Dara hakkındaDara (antik kent) Mardin’in 30 kilometre güneydoğusunda bulunan Oğuz Köyü'nde yer alıyor.Kent içinde kilise, çarşı, zindan, tophane, mahsen ve su bendi kalıntıları halen görülebilmektedir. Ayrıca köyün etrafında tarihleri Geç Roma Dönemi’ne kadar görülen ve mezar olarak bir dönem kullanılan günümüzde ise mağara görünümünü alan alanlardan oluşuyor. Dara ismi nereden geliyor?
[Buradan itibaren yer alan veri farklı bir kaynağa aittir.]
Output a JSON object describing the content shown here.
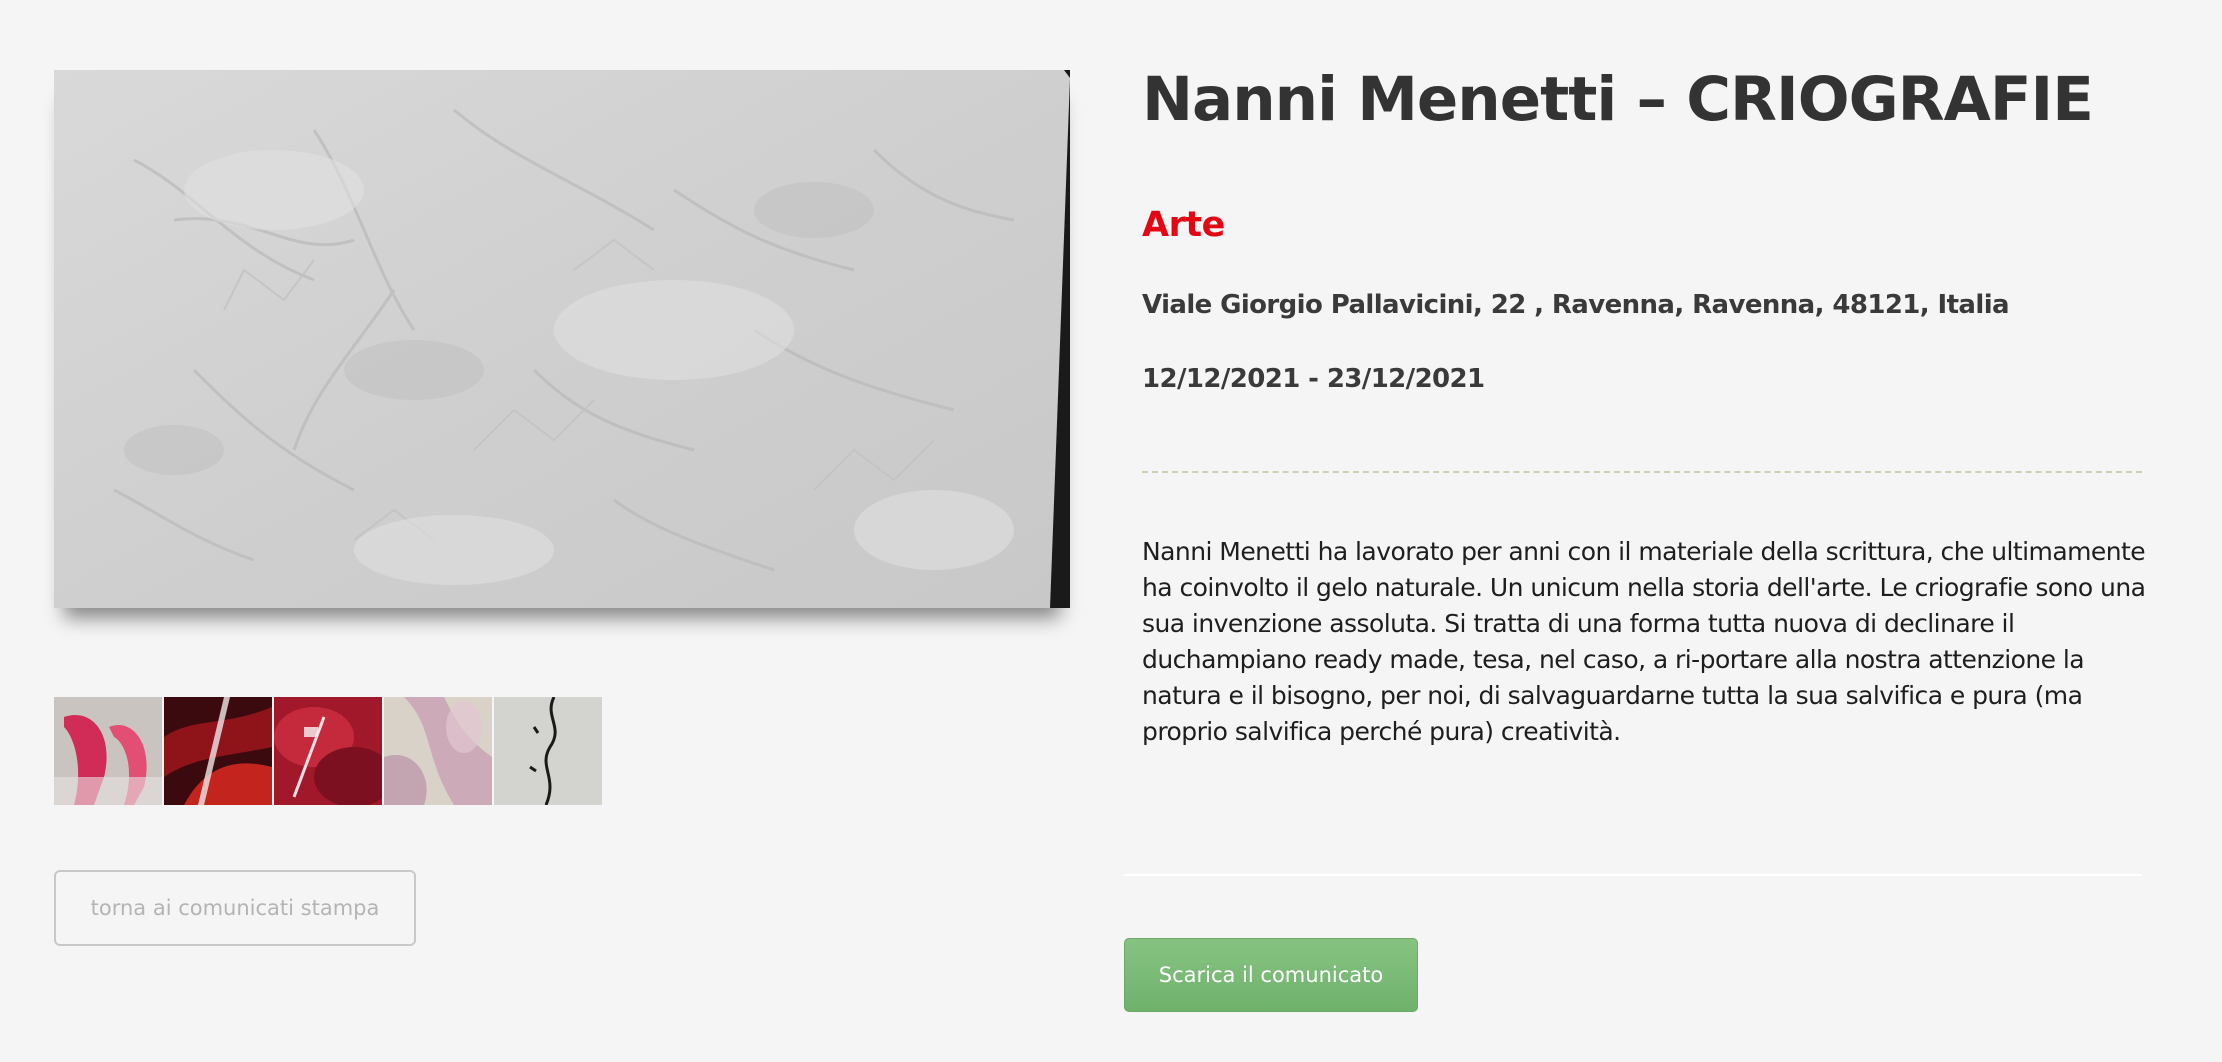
{
  "event": {
    "title": "Nanni Menetti – CRIOGRAFIE",
    "category": "Arte",
    "address": "Viale Giorgio Pallavicini, 22 , Ravenna, Ravenna, 48121, Italia",
    "dates": "12/12/2021 - 23/12/2021",
    "description": "Nanni Menetti ha lavorato per anni con il materiale della scrittura, che ultimamente ha coinvolto il gelo naturale. Un unicum nella storia dell'arte. Le criografie sono una sua invenzione assoluta. Si tratta di una forma tutta nuova di declinare il duchampiano ready made, tesa, nel caso, a ri-portare alla nostra attenzione la natura e il bisogno, per noi, di salvaguardarne tutta la sua salvifica e pura (ma proprio salvifica perché pura) creatività."
  },
  "gallery": {
    "main_image": "frost-artwork-grey",
    "thumbnails": [
      "artwork-thumb-red-curves",
      "artwork-thumb-dark-red",
      "artwork-thumb-red-abstract",
      "artwork-thumb-pink-pastel",
      "artwork-thumb-grey-lines"
    ]
  },
  "actions": {
    "back_label": "torna ai comunicati stampa",
    "download_label": "Scarica il comunicato"
  },
  "colors": {
    "background": "#f5f5f5",
    "title": "#333333",
    "category": "#e30613",
    "download_button": "#76b873",
    "divider": "#c9d3b3"
  }
}
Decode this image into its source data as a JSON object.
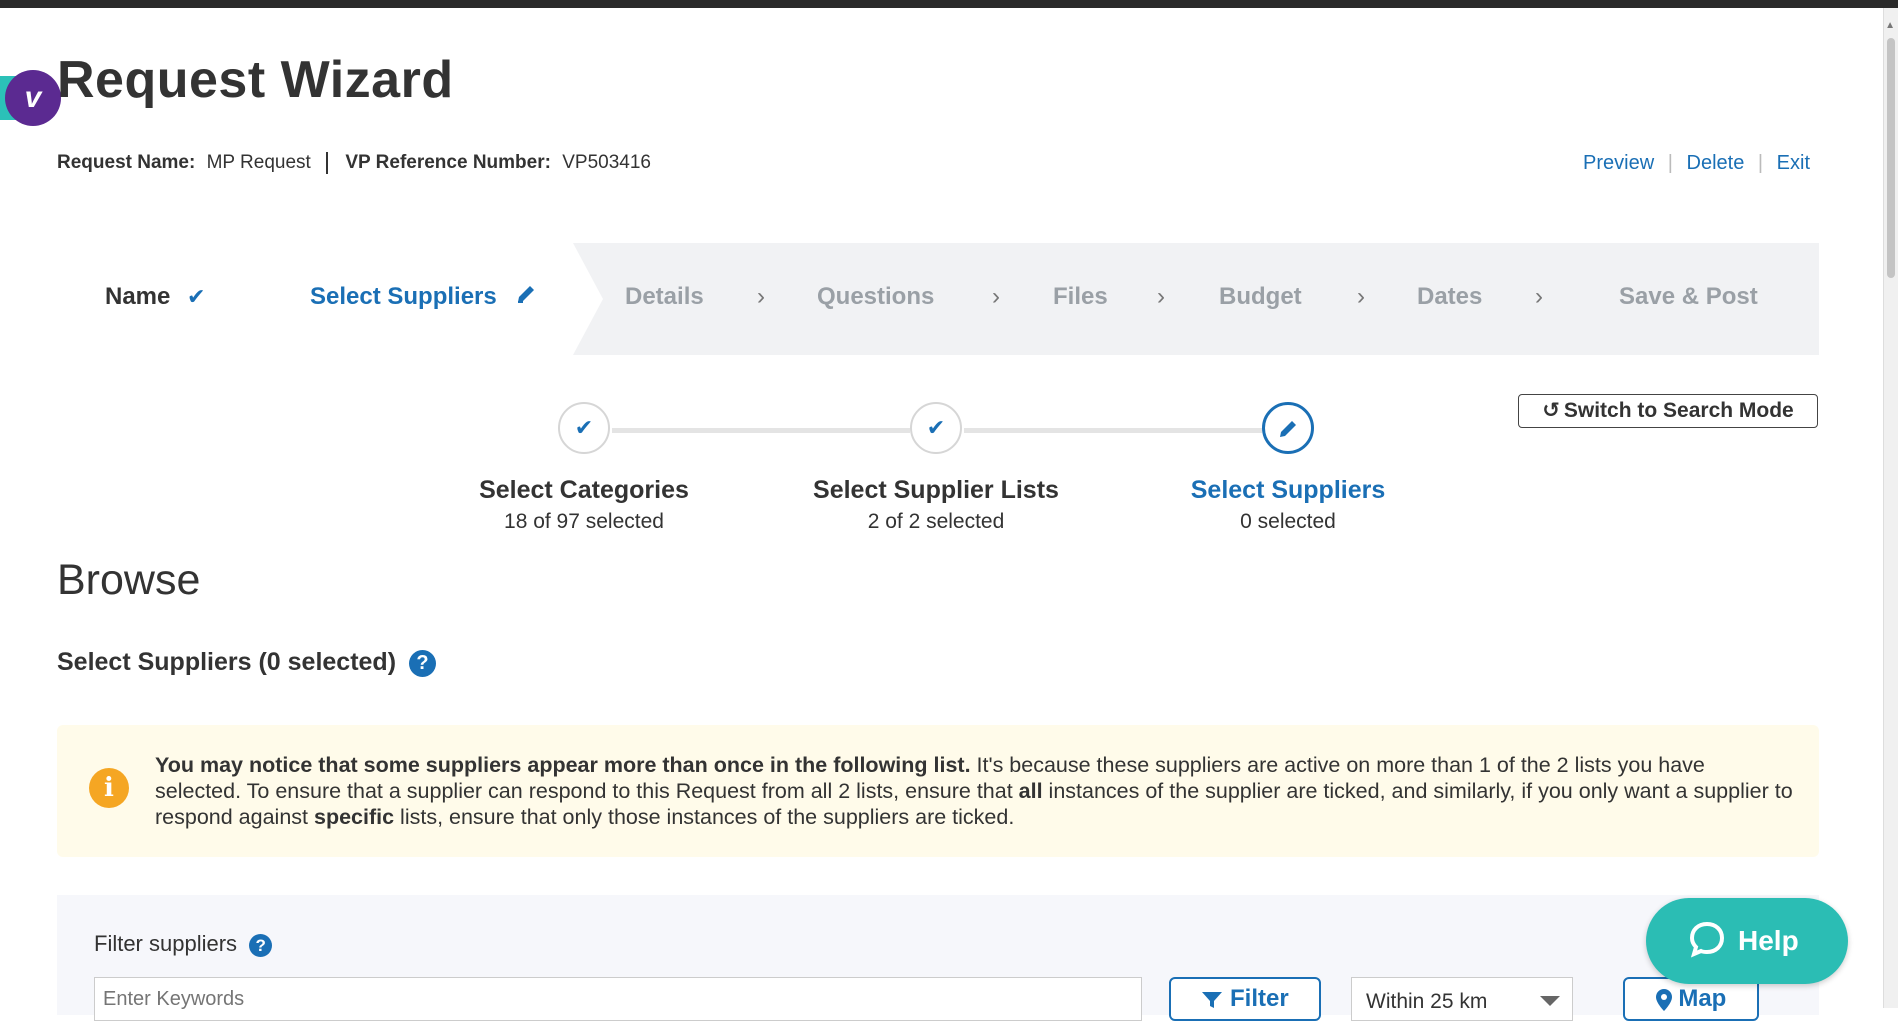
{
  "header": {
    "title": "Request Wizard",
    "request_name_label": "Request Name:",
    "request_name_value": "MP Request",
    "vp_ref_label": "VP Reference Number:",
    "vp_ref_value": "VP503416",
    "links": {
      "preview": "Preview",
      "delete": "Delete",
      "exit": "Exit"
    }
  },
  "steps": [
    {
      "label": "Name",
      "state": "done"
    },
    {
      "label": "Select Suppliers",
      "state": "active"
    },
    {
      "label": "Details",
      "state": "todo"
    },
    {
      "label": "Questions",
      "state": "todo"
    },
    {
      "label": "Files",
      "state": "todo"
    },
    {
      "label": "Budget",
      "state": "todo"
    },
    {
      "label": "Dates",
      "state": "todo"
    },
    {
      "label": "Save & Post",
      "state": "todo"
    }
  ],
  "substeps": [
    {
      "title": "Select Categories",
      "count": "18 of 97 selected",
      "state": "done"
    },
    {
      "title": "Select Supplier Lists",
      "count": "2 of 2 selected",
      "state": "done"
    },
    {
      "title": "Select Suppliers",
      "count": "0 selected",
      "state": "active"
    }
  ],
  "switch_mode_label": "Switch to Search Mode",
  "browse": {
    "title": "Browse",
    "section_title": "Select Suppliers (0 selected)",
    "notice": {
      "bold_lead": "You may notice that some suppliers appear more than once in the following list.",
      "text_1": " It's because these suppliers are active on more than 1 of the 2 lists you have selected. To ensure that a supplier can respond to this Request from all 2 lists, ensure that ",
      "bold_all": "all",
      "text_2": " instances of the supplier are ticked, and similarly, if you only want a supplier to respond against ",
      "bold_specific": "specific",
      "text_3": " lists, ensure that only those instances of the suppliers are ticked."
    }
  },
  "filter": {
    "label": "Filter suppliers",
    "keywords_placeholder": "Enter Keywords",
    "filter_button": "Filter",
    "distance_value": "Within 25 km",
    "map_button": "Map"
  },
  "help_widget": {
    "label": "Help"
  },
  "colors": {
    "accent": "#1a6fb5",
    "teal": "#2bbdb4",
    "notice_bg": "#fffbea",
    "warn": "#f5a623",
    "brand_purple": "#5b2a91"
  }
}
Dara isminin kökeni hakkında bilgi veren Evagrius, Malalas, Agapius ve Abu'lFarac gibi Antik ve Orta Çağ tarihçilerinin aktarımlarına göre; Pers Kralı III. Darius’un (MÖ 336-330) Büyük İskender’e (MÖ 336-323) karşı yaptığı savaşta öldüğü yerin, sonrasında Dara olarak adlandırıldığı ve Dara isminin kökeninin buraya dayandığı varsayılmaktadır. Dara isminin kökeni hakkında 13. yüzyıl Süryani tarihçisi Abu’l Farac (Bar Hebraeus) şu şekilde bahsetmektedir: Dara ismi ve kuruluşu hakkındaki en eski kaynak, M.Ö. 1. yüzyılda yaşamış olan Gnaeus Pompeius Trogus’un yazdıkları. Gnaeus Pompeius Trogus’un kitabı ve içindekiler hakkındaki derlenmiş bilgiler, MS 3. yüzyılda yaşamış Romalı tarihçi Iustinus Frontinus tarafından “Epitome Historiarum Philippicarum Pompeii Trogi” adlı kitap ile günümüze gelebilmiştir. Iustinus, Dara hakkında bize şu bilgileri aktarmaktadır: “…Arsakes Parth devletini kurdu, askerler topladı, kaleler inşa etti ve kentlerini güçlendirdi. Zapaortenon (Masius=Turabdin) Dağı’nda Dara diye adlandırılan bir şehir kurdu ki, hiçbir yer bu yerden daha güvenli veya daha hoş olamazdı. Çünkü savunulmasına ihtiyaç duyulmayan, pozisyonu güçlü dik kayalar ile kuşatılmıştı ve bu yerin etrafındaki bereketli topraklarından elde edilen ürünleri depolanıyordu. O kadar bol miktarda akarsu ile beslenen kaynaklar ve o kadar çok ağaç vardı ki bir avın takibinin tüm hazları ile doluydu”.